Docteur en histoire de l’université de Louvain (2003), Sébastien Dubois est spécialisé dans l’histoire des identités collectives et l’histoire politique de 1650 à 1850, sujets auxquels il a déjà consacré deux ouvrages et plusieurs articles scientifiques. Aspirant puis chargé de recherches au FNRS depuis 1999, il est conservateur aux Archives générales du royaume depuis 2003.
Le Vif/L’Express : L’Invention de la Belgique : le titre de votre livre semble confirmer que notre pays a été créé au départ d’une abstraction.

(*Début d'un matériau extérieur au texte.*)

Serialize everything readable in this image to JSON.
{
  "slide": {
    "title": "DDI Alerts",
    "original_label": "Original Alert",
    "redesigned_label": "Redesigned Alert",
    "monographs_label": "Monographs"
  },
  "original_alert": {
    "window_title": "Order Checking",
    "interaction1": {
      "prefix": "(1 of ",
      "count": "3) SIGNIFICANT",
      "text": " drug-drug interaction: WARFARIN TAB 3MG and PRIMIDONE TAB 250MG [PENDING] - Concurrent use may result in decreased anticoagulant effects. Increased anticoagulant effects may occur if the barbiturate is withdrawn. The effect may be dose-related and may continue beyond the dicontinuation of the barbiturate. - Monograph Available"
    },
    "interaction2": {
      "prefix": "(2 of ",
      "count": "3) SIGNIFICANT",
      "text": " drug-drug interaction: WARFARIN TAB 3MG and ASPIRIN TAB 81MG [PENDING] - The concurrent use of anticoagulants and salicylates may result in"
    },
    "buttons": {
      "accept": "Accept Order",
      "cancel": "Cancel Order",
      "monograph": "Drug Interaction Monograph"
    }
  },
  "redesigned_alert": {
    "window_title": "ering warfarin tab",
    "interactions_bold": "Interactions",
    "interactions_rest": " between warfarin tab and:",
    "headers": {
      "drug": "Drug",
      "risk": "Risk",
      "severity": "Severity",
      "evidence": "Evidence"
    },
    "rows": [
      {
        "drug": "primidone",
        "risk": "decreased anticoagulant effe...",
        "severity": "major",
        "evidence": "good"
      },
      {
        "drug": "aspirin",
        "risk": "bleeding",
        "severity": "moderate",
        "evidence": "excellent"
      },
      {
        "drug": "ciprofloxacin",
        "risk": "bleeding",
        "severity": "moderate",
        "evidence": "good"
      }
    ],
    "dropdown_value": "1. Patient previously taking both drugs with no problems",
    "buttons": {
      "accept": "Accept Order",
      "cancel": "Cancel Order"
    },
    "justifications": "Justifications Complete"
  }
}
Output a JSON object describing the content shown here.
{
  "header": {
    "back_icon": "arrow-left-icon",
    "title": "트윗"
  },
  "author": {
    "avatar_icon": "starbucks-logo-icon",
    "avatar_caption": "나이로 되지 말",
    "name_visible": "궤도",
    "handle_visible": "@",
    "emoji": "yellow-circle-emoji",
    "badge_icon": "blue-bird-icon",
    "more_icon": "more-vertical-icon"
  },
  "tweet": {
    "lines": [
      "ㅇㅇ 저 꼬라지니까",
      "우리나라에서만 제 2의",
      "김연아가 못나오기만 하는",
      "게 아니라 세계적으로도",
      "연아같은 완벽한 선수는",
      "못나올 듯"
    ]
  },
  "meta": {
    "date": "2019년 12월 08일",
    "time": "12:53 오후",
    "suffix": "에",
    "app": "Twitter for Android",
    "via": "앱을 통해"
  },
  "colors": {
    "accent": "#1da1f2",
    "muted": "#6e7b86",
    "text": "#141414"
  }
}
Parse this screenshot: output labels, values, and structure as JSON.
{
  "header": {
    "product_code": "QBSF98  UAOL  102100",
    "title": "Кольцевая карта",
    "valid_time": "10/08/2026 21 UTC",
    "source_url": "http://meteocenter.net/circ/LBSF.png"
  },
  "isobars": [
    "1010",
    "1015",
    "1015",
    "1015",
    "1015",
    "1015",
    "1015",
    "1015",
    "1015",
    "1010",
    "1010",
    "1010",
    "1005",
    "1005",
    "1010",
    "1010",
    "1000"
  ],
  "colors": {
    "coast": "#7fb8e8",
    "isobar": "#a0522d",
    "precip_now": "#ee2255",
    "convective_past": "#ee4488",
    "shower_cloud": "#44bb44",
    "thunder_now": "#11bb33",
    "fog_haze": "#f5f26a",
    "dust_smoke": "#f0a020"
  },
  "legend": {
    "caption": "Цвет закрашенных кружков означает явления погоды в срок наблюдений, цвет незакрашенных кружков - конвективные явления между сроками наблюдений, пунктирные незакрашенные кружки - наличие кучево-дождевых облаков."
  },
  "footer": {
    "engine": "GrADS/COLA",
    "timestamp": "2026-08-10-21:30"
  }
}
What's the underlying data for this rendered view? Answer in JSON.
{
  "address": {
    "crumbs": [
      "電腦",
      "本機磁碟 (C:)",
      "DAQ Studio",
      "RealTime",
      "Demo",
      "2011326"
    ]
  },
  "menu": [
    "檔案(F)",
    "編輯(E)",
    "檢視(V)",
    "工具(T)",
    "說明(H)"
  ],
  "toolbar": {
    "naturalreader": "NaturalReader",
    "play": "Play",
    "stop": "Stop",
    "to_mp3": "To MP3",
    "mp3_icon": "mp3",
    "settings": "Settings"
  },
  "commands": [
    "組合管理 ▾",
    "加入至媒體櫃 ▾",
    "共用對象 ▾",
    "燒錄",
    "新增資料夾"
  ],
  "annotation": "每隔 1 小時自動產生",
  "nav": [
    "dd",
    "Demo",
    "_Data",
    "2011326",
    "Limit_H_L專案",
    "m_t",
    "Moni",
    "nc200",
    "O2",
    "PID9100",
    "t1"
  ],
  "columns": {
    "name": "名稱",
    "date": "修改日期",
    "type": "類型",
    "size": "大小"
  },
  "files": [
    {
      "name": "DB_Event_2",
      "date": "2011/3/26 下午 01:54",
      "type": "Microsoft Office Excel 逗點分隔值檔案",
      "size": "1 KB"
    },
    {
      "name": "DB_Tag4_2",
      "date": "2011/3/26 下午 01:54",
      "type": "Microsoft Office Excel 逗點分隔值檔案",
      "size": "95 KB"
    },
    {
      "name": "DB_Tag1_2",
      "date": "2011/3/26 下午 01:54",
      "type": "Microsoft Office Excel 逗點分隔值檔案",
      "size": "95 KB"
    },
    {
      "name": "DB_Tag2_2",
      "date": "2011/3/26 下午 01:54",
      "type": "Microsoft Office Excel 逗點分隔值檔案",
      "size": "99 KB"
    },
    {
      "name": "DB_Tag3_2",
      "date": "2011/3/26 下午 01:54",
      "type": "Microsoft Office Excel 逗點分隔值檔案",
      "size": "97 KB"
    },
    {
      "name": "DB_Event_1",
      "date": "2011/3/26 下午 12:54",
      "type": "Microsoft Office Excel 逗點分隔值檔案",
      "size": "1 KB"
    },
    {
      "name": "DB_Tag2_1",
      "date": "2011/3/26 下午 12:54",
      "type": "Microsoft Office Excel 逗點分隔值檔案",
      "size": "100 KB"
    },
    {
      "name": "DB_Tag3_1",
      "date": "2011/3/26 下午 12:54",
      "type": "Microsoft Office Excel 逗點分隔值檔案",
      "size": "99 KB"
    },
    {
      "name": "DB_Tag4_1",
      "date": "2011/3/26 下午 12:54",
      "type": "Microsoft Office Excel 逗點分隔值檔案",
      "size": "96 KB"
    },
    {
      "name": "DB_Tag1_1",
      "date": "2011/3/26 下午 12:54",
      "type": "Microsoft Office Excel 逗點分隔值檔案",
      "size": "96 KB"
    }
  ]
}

E Sébastien Dubois : Selon certains, cette création serait due à l’ingéniosité de quelques diplomates issus des puissances victorieuses de Napoléon, préoccupés de restaurer un équilibre européen et de le préserver pour l’avenir. La Belgique serait donc en quelque sorte un » malentendu » historique. En tout cas, un Etat artificiel imaginé par les grands pays qui auraient ainsi contraint Flamands et Wallons à vivre ensemble, contre leur gré. Non seulement la Belgique n’apparaît sur la carte de l’Europe qu’en 1830, observent les tenants de cette thèse, mais les noms mêmes de » Belgique » et de » Belges » auraient été imposés à cette époque par une élite bourgeoise soucieuse de donner des racines au nouvel Etat.
Et vous n’êtes pas d’accord avec cette analyse ?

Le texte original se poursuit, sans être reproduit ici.